Lasting Legacy
For decades after her scrapping, the Mary Powell continued to loom large in the hearts, minds, and memories of Hudson River residents. In the 1930s, Americans were increasingly interested in their own history, and after the Second World War, more serious efforts to record local histories began. Retrospectives in local newspapers became common. Columns of “Ten and Twenty Years Ago,” proliferated. In the 1950s, even as historic buildings were being torn down right and left as part of Urban Renewal, interest in open-air museums and historical societies boomed, and by the Bicentennial, Americans were chronicling the lives of ordinary people.

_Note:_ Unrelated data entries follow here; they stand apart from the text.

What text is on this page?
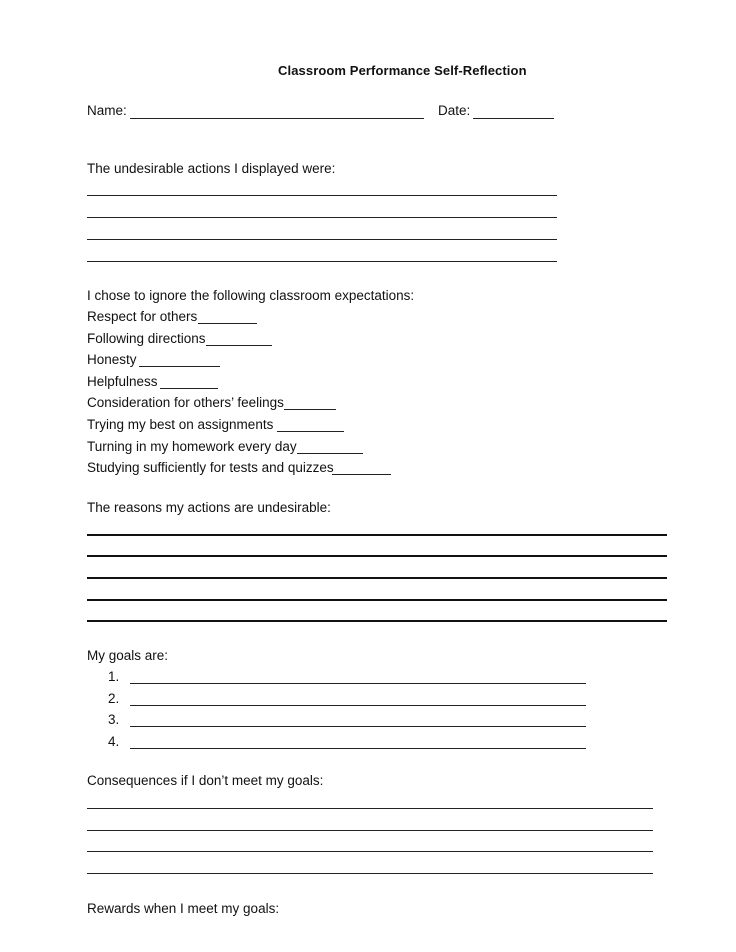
Classroom Performance Self-Reflection
Name:	Date:
The undesirable actions I displayed were:
I chose to ignore the following classroom expectations:
Respect for others
Following directions
Honesty
Helpfulness
Consideration for others’ feelings
Trying my best on assignments
Turning in my homework every day
Studying sufficiently for tests and quizzes
The reasons my actions are undesirable:
My goals are:
1.
2.
3.
4.
Consequences if I don’t meet my goals:
Rewards when I meet my goals:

Steamboat historians like George Murdock, Jr. (1930s), Forrest “Fluffy” Van Loon Ryder (1960s), and Captain William O. Benson (1970s) shared steamboat histories and reminiscences in local newspapers up and down the Hudson River Valley. Though their subjects were diverse, the Mary Powell still reigned as Queen. In 1972, steamboat historian and former Hudson River Day Line employee Donald C. Ringwald published the book The Mary Powell, which remains to this day one of the best resources on the subject.
Even today, Hudson Valley residents who were born long after she was scrapped, speak fondly of the river queen they never met. Photographs of the Mary Powell and other Hudson River steamboats decorate bank lobbies and restaurant walls and shopping malls.
So what is this power that the Mary Powell continues to hold, even into the 21st century? Perhaps she simply represents the best of a mode of transportation we will likely never see again — the multi-story sidewheel steamboat. Like trains and trolleys and old automobiles, the romance and beauty of the past seems enticing when compared to the breakneck pace of modern life. Long car rides and cramped airplanes at times seem a poor trade for speed, when we could have had room to stretch and walk and eat and enjoy beautiful Hudson River scenery instead. Perhaps someday, passenger boat traffic will return to the Hudson River. Until then, we can only think fondly of vessels like the Mary Powell, who marked time on the river of change.